= Copenhagen Cabinetmakers' Guild Exhibition =

20th-century annual furniture exhibition and competition

Copenhagen Cabinetmakers' Guild Exhibition (Danish: Københavns Snedkerlaugs Møbeludstilling) was an annual furniture exhibition and competition held from 1927 to 1966 that served as a well-known institution of Danish Design and a vehicle for the emergence of the Danish Modern art movement. Many recognizable icons of Danish Modern were first unveiled as prototypes at the exhibition, including Hans Wegner's Round Chair, Aksel Bender Madsen and Ejnar Larsen's Metropolitan chair, Børge Mogensen's Spokeback Chair, and Finn Juhl's Chieftain Chair.

==History==
The Exhibition was originally created out of fear that the Danish cabinetmaking craft industry would not be able to compete with more affordable furniture imports (primarily from Germany).
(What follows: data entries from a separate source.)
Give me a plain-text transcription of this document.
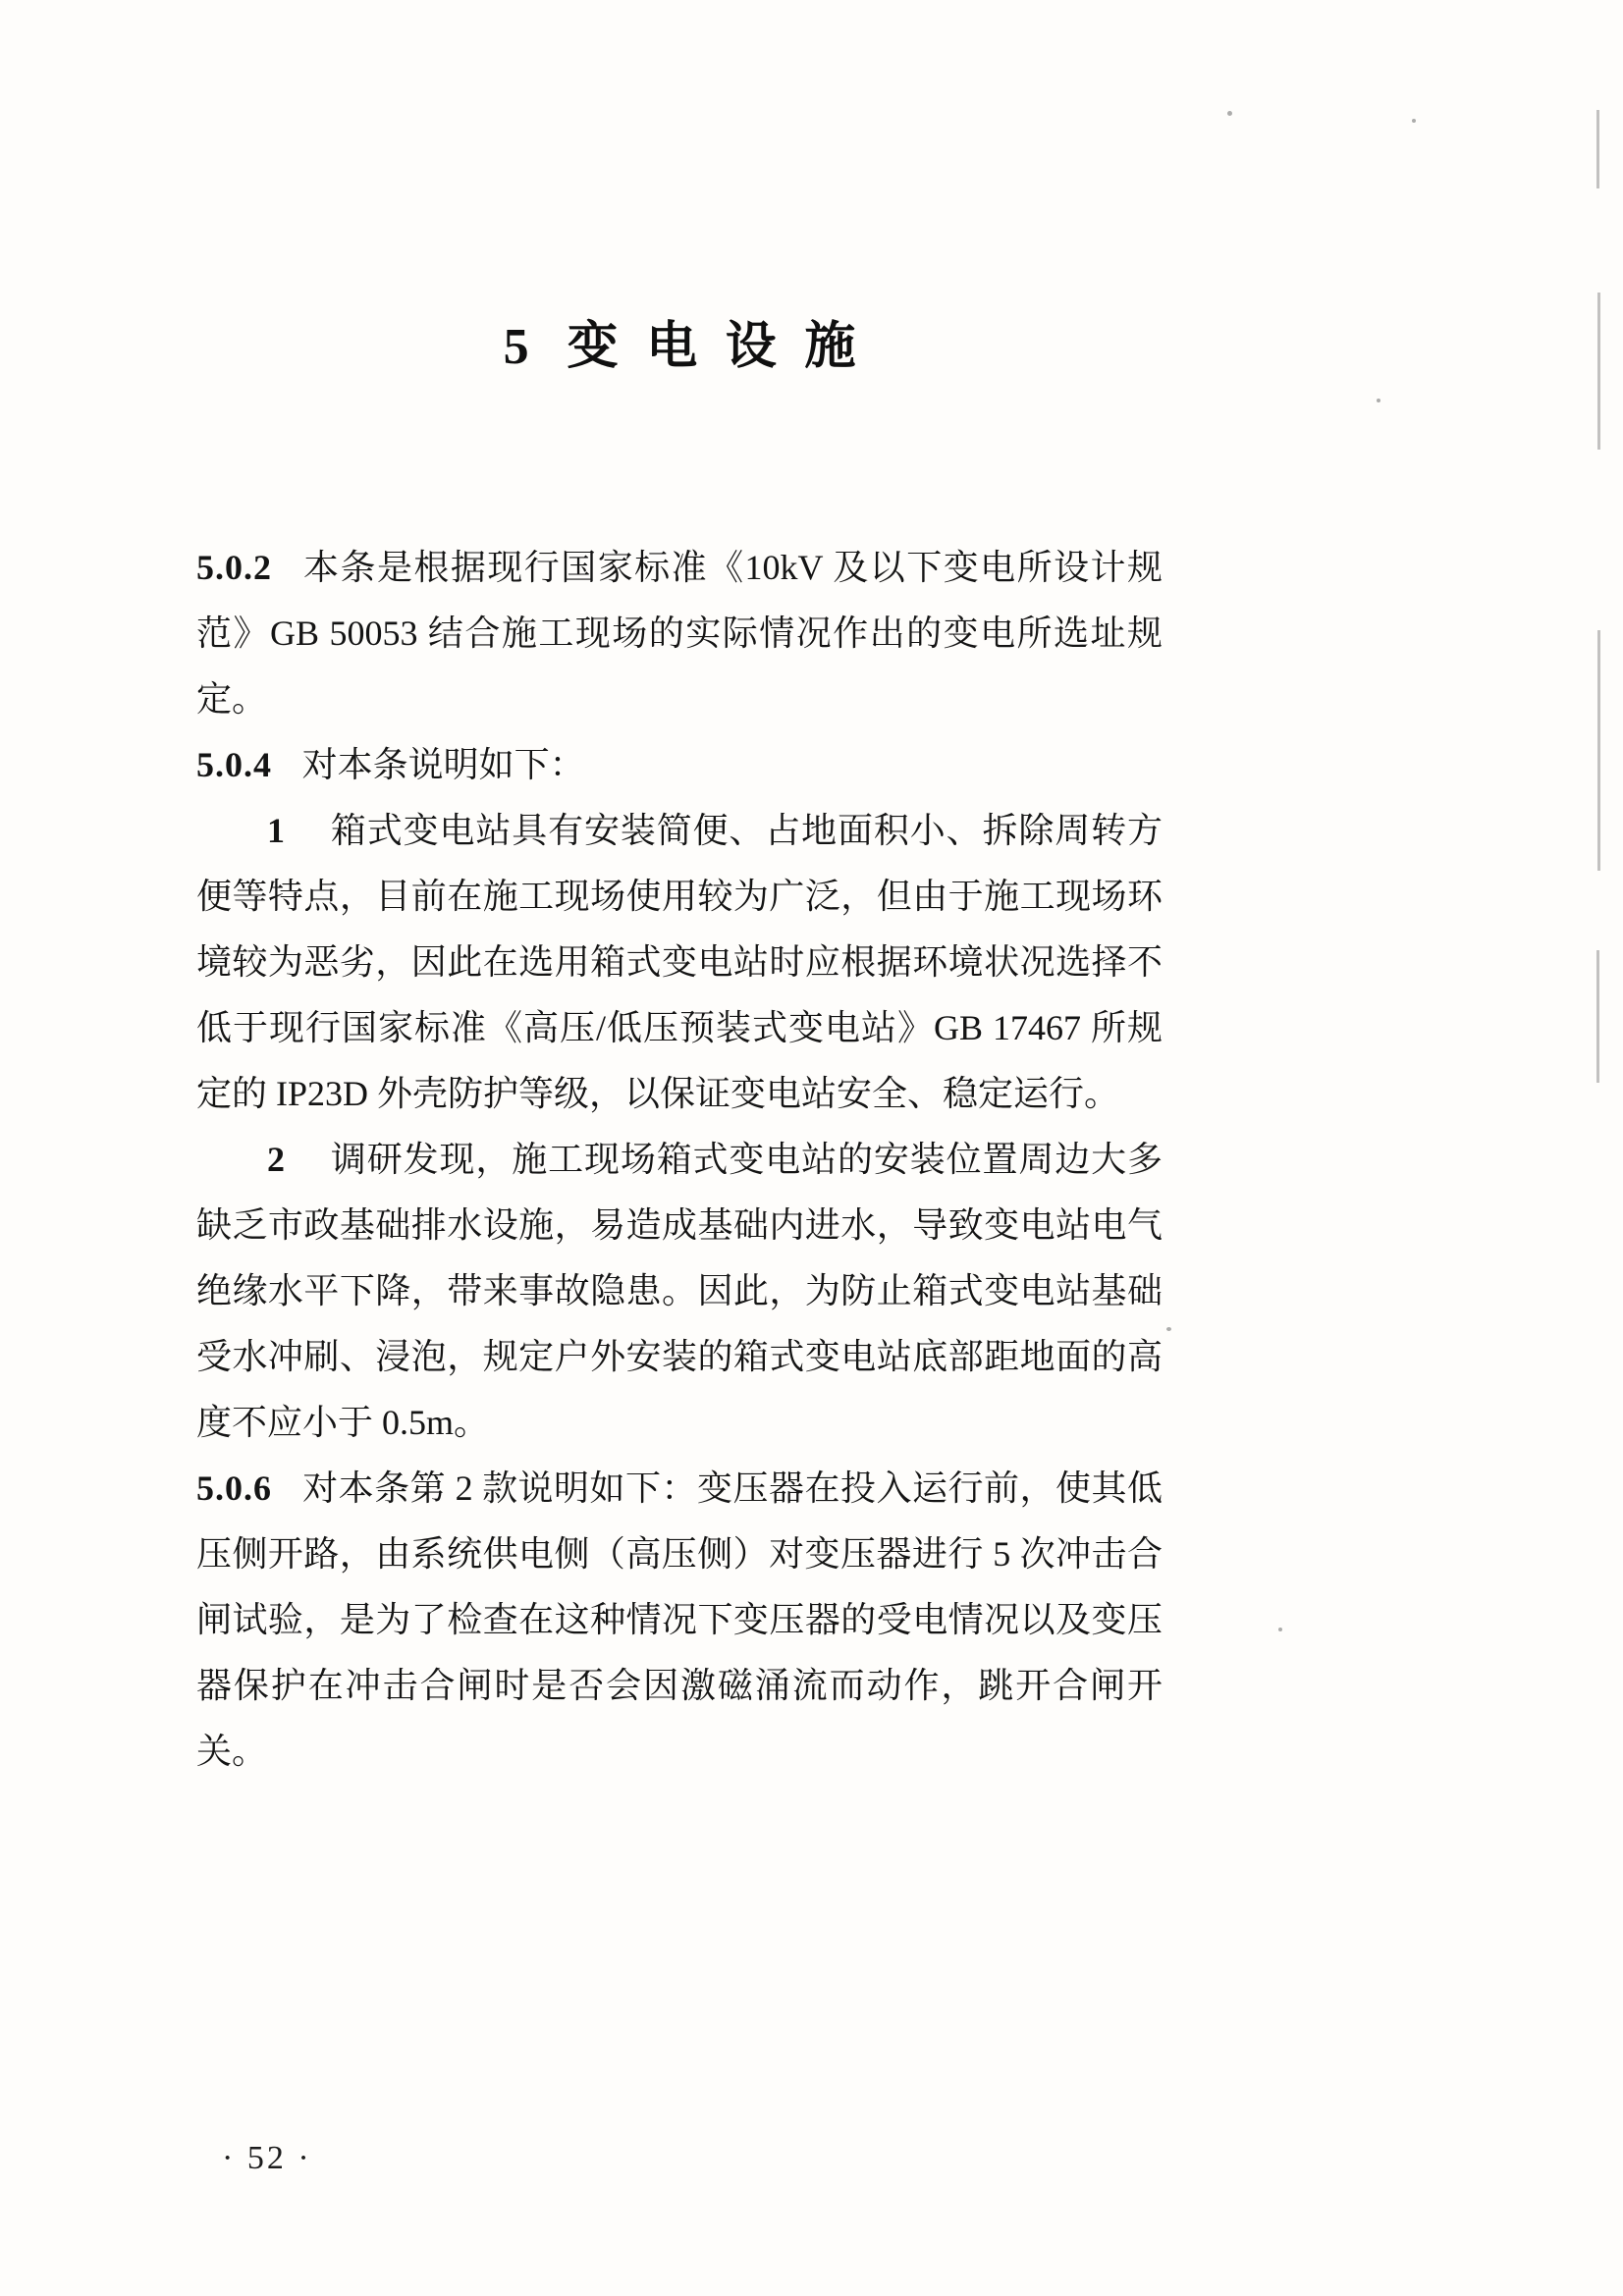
5 变电设施

5.0.2 本条是根据现行国家标准《10kV 及以下变电所设计规范》GB 50053 结合施工现场的实际情况作出的变电所选址规定。

5.0.4 对本条说明如下：

1 箱式变电站具有安装简便、占地面积小、拆除周转方便等特点，目前在施工现场使用较为广泛，但由于施工现场环境较为恶劣，因此在选用箱式变电站时应根据环境状况选择不低于现行国家标准《高压/低压预装式变电站》GB 17467 所规定的 IP23D 外壳防护等级，以保证变电站安全、稳定运行。

2 调研发现，施工现场箱式变电站的安装位置周边大多缺乏市政基础排水设施，易造成基础内进水，导致变电站电气绝缘水平下降，带来事故隐患。因此，为防止箱式变电站基础受水冲刷、浸泡，规定户外安装的箱式变电站底部距地面的高度不应小于 0.5m。

5.0.6 对本条第 2 款说明如下：变压器在投入运行前，使其低压侧开路，由系统供电侧（高压侧）对变压器进行 5 次冲击合闸试验，是为了检查在这种情况下变压器的受电情况以及变压器保护在冲击合闸时是否会因激磁涌流而动作，跳开合闸开关。

· 52 ·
After the Copenhagen Cabinetmakers Guild failed to lobby the Danish government to limit furniture imports, the organization established the exhibition to in order to increase awareness of the traditional craft and dissuade consumer from purchasing the cheaper imports.

The event sought to foster greater collaboration and experimentation between master cabinetmakers and architects. In some cases, these pairs established long-term working relationships, including Hans J. Wegner and Johannes Hansen, Finn Juhl and Niels Vodder, Ole Wanscher and A.J. Iversen, Jacob Kjær and Peder Moos, and Kaare Klint and Rud Rasmussen. In 1933, a design competition was added to the event format.

When American journalists attended the event the first time in 1949, their report of the event was the first coverage Danish Modern in the American media and helped foster international hype for the design trend in the 1950s. The Cabinetmakers' Guild held its final exhibition in 1966 after a decline in Danish furniture and few cabinetmakers remained in Copenhagen to sustain it.

==Revival==
In 1981, the Snedkernes Efterårsudstilling was founded to revive the tradition of the defunct Cabinetmakers' Guild Exhibition: organizing an annual furniture exhibition for designers and manufacturers in Denmark.